I notice a couple interesting things: 1. if I redirect output to a regular file (rather than my xterm), I can run test/test -d /dev successfully (in both instances I use fam -d) 2. if I put a couple printfs in the signal handler, I now get a sigqueue overflow rather than a famqueue overflow
Created attachment 39 [details] block SIGIO and SIGRTMIN so we handle each one fully
As it seems that the events are being created faster than FAM/DNotify is handling them (and it could be that we are getting signals before the entire signal handling function can be performed), one way around this could be to block the SIGIO (RT queue overflowed) and SIGRTMIN (file changed) signals, so we handle each signal one at a time. I'm not familiar with real- time signals, so please regard this as an idea rather than a definite solution. Whether both or only one signal type should be blocked should be considered. Doing things this way may also be far less efficient, but it does seem to stop the problem. :-)
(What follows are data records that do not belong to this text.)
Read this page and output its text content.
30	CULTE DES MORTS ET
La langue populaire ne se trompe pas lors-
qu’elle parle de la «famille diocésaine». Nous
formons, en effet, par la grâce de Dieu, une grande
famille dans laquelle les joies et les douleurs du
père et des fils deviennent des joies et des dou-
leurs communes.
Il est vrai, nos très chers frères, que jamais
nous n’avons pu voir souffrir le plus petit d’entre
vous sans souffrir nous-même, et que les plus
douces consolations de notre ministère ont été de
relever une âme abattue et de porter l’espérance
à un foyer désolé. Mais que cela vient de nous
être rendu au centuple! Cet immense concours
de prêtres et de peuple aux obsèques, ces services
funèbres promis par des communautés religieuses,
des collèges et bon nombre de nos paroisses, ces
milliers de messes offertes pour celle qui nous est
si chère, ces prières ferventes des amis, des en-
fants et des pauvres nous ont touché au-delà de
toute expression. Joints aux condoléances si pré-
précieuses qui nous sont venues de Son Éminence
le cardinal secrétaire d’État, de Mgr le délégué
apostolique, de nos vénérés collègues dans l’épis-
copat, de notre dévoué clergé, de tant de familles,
Wil Evers suggests building with -lrt -lpthread here: <http://oss.sgi.com/projects/fam/mail_archive/200301/msg00011.html>
*** Bug 210 has been marked as a duplicate of this bug. ***
I am trying to use FAM to implement an auto-refresh feature in the IDE tooling of the eclipse project (www.eclipse.org). Essentially, we want any resources in the user's workspace to be automatically refreshed if changes are made using some external tool. I believe I am running into this apparent 1024 limit on the number of directories that can be monitored. User workspaces in Eclipse can easily contain thousands of directories. The behavior I see is that the FAM API calls (FAMMonitorDirectory, FAMCancelMonitor) seem to hang once this limit is exceeded. I take it this is a known limitation? Any plans to remove this limitation?
Comment on attachment 39 [details] block SIGIO and SIGRTMIN so we handle each one fully AAAA
I would be surprised if RedHat didn't already solve this. RedHat currently ships Fedora with FAM 2.6.10. Could someone check whether RedHat's current dnotify patch has any improvements over the one on SGI's site, and if it has, merge those improvements into SGI's dnotify patch?
Is this ~5yr old bug going to get fixed? :-X I regularly see this problem and have to restart fam due to the 99% cpu use it causes.